Thank you, good to know :thumbup:


----------



## Gtiminar (Jan 6, 2009)

H7's for my car.
I have had the Sylvania Silverstart Ultras, they were terrible no projection at all.
Then i switch to Orsam Silverstarts and they were good.
The last bulbs i tried were Piaa's. Xtreme wht plus.
The Piaa's by far were the brightest whitest and projected the furthest.
However they were $80 a pair on ebay.

After 3 months all the bulbs listed above lost there brightness and had to replace. i was buying 2 sets a year and i decided to switch to a Depo Hid projector headlights. I found some on ebay there were plug and play. All the wiring, harnesses and bulbs were done by the seller. It is the only plug and play Hid kit on the market under $300. Very high quality to. It took me longer to take off the bumper and grill and put back together then it did to install the Hid headlights. Yes i said plug and play HID's for under $300


----------



## dennisgli (May 17, 2003)

What model VWs does DEPO make HID headlights for???


----------



## Larsmeister32 (Aug 11, 2010)

Wolfpack Noob said:


> ECS was featuring these yellow low beams but said they were super bright, you can see better, etc...
> 
> It makes me curious cause I do wear a yellow lensed sunglasses at night when I am riding my harley
> 
> Anyone doing this?


Yeah ECS has a lot of the Ziza bulbs anyone have any experience with these? I am thinking about upgrading to them, pretty cheap at 25 bucks a pair.


----------



## Gtiminar (Jan 6, 2009)

im know for sure Depo/Helix makes projector headlights black outs and chrome for MK4 and MK5 Golf GTI's. Im not sure about other models. However they are not HID. They have the projector euro beam lens but they come with Halogen H7 bulbs. They are ready for a HID kit.
I found a ebay seller that take the Depo headlights and guts them and install the entire HID KIT.
Relay, fuse, ballist, xenon bulbs of your choice and he even gets all the necessary harnesses. 
It is a true plug and play Hid Headlight. simply take out your old and plug in the new. all for under $300. They even have Angel eyes Halo rings for the daytime driving lights. Both in halogen and LED Halo Rings your choice. (BMW) trademark.
IF you want i can give you the sellers ebay name and you can look and see what you want.
Honestley for $300 its a great HID kit.
Yes the OE R32 Hid headlights have the leveling motors but no way im paying $2000 for headlights.


----------



## Gtiminar (Jan 6, 2009)

by the way powerbulbs is in Europe and the exchange rate is more expensive.
If its says $25 its more like $33 american. 
Watch out for cheap bulbs that say they are really bright. They are cheap because the bulbs are over 55 watts sometimes 80 watts. It will melt the wiring and or harness.
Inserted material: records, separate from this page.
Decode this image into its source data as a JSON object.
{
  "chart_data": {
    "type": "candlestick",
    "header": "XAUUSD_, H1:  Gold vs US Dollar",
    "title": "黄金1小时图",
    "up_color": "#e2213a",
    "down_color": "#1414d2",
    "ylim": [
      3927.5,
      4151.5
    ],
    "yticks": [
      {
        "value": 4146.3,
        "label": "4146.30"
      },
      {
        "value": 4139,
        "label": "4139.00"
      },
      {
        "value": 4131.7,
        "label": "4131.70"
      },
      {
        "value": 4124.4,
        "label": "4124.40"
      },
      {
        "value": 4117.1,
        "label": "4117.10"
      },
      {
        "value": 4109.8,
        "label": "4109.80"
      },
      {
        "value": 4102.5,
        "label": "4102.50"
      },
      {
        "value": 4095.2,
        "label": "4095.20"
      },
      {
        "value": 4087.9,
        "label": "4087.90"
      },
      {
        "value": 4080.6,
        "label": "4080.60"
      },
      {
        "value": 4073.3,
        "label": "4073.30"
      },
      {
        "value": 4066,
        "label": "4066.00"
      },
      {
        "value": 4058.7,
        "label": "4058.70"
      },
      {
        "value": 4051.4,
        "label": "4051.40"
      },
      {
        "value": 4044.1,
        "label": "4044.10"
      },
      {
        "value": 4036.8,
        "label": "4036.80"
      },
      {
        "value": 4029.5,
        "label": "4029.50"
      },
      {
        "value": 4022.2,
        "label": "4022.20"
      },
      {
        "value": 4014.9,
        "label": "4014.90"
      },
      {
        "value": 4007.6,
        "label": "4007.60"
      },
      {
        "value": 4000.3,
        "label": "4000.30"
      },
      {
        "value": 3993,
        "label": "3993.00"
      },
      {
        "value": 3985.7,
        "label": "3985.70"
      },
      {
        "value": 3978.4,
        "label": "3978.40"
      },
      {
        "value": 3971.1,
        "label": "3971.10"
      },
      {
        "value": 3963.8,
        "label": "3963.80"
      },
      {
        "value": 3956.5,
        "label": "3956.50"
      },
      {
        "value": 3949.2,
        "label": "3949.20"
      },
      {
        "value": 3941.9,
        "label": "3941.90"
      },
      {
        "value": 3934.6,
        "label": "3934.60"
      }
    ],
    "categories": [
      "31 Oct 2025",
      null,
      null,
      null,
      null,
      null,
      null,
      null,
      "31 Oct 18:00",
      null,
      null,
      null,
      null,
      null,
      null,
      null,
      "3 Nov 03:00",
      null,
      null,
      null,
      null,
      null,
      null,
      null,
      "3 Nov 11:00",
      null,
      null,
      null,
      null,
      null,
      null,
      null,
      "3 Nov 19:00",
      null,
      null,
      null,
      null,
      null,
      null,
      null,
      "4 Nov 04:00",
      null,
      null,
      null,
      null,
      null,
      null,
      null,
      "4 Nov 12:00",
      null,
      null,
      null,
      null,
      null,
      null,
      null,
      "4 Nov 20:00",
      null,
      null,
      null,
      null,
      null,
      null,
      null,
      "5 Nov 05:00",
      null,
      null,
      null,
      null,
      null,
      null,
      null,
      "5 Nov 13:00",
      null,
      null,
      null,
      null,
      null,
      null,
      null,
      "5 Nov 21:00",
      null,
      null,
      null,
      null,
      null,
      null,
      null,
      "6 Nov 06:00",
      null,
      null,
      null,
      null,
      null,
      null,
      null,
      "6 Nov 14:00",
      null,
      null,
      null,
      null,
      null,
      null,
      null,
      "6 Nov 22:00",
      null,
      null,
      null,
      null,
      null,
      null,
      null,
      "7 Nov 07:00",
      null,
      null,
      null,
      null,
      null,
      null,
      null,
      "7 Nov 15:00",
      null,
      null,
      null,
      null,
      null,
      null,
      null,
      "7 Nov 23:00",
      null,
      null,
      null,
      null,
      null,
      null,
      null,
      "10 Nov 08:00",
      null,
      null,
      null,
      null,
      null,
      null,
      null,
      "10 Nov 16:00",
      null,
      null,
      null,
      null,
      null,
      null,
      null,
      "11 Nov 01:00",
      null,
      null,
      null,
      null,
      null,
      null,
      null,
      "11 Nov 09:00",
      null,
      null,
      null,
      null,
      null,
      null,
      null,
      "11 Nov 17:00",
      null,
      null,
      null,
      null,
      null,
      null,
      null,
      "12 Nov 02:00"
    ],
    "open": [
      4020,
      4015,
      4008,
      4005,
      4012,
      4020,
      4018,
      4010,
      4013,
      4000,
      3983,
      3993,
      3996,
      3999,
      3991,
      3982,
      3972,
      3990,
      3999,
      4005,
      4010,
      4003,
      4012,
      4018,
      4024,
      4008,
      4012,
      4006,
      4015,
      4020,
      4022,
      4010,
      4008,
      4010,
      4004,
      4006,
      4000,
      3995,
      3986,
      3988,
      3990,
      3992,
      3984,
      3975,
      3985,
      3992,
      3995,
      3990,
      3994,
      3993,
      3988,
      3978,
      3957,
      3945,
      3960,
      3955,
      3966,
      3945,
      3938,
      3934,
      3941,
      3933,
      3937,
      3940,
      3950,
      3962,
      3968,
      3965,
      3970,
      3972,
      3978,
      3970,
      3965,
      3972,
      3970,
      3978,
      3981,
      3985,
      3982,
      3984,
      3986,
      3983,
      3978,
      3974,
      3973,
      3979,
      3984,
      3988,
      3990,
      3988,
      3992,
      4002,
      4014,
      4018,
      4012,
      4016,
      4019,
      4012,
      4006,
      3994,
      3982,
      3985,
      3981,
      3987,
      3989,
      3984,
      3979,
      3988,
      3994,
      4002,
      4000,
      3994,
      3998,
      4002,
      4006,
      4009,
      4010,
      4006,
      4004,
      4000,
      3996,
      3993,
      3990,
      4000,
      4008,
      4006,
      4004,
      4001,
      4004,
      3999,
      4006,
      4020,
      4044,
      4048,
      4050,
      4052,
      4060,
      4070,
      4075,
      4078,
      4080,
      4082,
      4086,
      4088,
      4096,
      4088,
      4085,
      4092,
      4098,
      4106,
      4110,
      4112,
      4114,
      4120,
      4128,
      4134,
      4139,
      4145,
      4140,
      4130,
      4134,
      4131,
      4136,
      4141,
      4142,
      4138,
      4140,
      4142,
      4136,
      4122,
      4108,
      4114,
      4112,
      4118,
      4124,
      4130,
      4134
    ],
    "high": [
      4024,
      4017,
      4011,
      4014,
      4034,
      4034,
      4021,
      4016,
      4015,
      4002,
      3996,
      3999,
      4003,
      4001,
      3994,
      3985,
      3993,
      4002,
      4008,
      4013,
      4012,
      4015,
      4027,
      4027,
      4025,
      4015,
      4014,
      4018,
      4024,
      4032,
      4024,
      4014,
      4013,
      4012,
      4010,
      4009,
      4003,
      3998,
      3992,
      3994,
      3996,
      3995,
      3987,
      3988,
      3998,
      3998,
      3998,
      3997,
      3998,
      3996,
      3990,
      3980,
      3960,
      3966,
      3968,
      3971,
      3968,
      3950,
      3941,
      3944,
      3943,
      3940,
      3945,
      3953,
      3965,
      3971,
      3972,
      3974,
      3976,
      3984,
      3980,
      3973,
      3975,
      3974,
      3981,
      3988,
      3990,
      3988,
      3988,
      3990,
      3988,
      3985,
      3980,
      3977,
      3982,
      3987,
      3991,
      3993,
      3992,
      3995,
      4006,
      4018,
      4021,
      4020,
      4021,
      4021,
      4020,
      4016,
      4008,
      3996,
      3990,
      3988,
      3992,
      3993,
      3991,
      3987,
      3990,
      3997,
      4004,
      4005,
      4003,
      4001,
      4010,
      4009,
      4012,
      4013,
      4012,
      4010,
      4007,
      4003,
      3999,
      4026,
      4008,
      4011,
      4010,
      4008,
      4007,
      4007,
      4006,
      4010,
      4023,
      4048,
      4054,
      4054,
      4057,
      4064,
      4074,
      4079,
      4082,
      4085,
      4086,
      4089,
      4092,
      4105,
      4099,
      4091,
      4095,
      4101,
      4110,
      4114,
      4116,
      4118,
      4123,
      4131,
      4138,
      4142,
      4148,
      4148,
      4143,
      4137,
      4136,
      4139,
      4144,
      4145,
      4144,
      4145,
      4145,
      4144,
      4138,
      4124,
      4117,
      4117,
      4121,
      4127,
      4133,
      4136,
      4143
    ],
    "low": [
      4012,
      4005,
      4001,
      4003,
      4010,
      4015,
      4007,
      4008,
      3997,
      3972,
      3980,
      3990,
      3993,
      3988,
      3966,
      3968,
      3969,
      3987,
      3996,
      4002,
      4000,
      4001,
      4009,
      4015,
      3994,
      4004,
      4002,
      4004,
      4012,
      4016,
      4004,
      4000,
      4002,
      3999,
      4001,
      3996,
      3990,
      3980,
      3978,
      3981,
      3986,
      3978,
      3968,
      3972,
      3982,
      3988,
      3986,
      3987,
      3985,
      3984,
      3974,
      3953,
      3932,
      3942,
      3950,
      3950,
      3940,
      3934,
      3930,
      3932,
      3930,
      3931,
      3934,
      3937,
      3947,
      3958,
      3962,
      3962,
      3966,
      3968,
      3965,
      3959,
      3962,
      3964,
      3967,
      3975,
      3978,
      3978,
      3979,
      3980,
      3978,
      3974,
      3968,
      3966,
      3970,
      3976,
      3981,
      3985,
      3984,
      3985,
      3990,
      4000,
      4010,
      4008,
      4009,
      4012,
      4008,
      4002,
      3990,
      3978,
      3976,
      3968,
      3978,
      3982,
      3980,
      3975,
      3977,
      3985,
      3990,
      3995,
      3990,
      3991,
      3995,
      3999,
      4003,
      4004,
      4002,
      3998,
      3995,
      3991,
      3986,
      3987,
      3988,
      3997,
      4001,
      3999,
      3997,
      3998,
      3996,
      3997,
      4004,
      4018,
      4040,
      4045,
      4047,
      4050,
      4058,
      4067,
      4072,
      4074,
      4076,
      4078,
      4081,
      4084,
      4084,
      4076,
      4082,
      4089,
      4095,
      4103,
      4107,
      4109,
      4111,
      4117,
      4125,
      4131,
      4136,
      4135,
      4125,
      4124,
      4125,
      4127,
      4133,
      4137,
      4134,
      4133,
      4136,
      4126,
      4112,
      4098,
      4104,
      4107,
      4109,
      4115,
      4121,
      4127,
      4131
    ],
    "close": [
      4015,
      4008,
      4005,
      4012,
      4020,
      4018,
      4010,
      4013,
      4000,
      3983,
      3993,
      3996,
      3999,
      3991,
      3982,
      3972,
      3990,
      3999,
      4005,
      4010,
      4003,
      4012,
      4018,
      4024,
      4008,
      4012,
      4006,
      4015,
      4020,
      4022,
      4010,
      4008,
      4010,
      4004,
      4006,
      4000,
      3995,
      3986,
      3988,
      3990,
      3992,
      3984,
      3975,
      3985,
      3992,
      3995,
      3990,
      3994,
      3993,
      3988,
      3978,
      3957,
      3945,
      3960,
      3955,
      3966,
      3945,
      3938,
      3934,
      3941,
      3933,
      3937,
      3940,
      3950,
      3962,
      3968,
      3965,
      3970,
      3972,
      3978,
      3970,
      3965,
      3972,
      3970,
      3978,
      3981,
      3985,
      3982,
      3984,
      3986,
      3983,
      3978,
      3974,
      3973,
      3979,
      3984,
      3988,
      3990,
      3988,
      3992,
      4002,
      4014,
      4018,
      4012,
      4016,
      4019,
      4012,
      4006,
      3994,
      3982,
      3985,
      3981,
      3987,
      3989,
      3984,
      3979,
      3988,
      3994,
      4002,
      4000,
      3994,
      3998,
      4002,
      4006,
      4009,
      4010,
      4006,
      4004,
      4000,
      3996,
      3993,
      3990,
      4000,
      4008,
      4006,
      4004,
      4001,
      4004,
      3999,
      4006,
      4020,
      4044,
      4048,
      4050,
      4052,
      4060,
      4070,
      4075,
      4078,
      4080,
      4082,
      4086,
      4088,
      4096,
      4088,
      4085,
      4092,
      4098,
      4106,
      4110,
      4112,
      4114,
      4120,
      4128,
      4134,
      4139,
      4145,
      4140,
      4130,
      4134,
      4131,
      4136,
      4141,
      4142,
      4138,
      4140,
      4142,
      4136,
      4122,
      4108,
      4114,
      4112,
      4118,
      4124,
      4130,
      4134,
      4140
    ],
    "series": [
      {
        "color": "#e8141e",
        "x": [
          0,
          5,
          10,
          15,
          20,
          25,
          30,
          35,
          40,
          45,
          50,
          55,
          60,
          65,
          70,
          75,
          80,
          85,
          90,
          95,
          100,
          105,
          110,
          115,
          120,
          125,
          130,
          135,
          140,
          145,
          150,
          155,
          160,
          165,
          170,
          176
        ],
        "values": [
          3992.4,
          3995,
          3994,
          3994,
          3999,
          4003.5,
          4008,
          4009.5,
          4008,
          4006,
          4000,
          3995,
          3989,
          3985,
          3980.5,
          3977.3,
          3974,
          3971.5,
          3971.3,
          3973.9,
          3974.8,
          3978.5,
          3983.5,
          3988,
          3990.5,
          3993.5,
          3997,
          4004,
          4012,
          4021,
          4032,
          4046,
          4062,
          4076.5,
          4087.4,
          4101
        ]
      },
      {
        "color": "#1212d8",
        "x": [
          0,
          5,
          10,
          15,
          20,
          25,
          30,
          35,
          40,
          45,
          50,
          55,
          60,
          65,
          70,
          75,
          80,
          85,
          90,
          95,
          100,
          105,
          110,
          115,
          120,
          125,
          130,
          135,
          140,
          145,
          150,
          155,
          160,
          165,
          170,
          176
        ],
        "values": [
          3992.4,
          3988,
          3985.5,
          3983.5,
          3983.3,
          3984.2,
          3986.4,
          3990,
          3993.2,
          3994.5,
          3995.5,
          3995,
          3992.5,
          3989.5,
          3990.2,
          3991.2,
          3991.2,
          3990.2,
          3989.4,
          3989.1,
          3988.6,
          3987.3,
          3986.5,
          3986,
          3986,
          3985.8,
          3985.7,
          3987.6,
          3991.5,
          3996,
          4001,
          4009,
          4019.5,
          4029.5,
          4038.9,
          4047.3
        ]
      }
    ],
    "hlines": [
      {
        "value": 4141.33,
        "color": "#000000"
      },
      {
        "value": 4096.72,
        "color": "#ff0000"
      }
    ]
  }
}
I highly recomend the Piaa extreme whts. $80 Only problem is they dim and burn out really fast (Just like the Osram and Silverstars and any other halogen bulb).


----------



## dingchavez (Oct 8, 2009)

Damn didn't know so many people commented on this thread. I wound up getting some Philips Xtreme H7's for a good price, but in short they suck. The silverstars were definitely brighter. I think Ill get OSRAMs in the near future.


----------



## LagoCaddy (Nov 11, 2011)

I wouldn't waste your money on ziza's, I just bought a set last week and after 2 days one burnt out. I also checked my low beam on the the other side and the bulb was starting to look like the glass was melting. :what: They're cheap quality and aren't very bright. I'm thinking about getting Osram's now after dealing with this bull****.


----------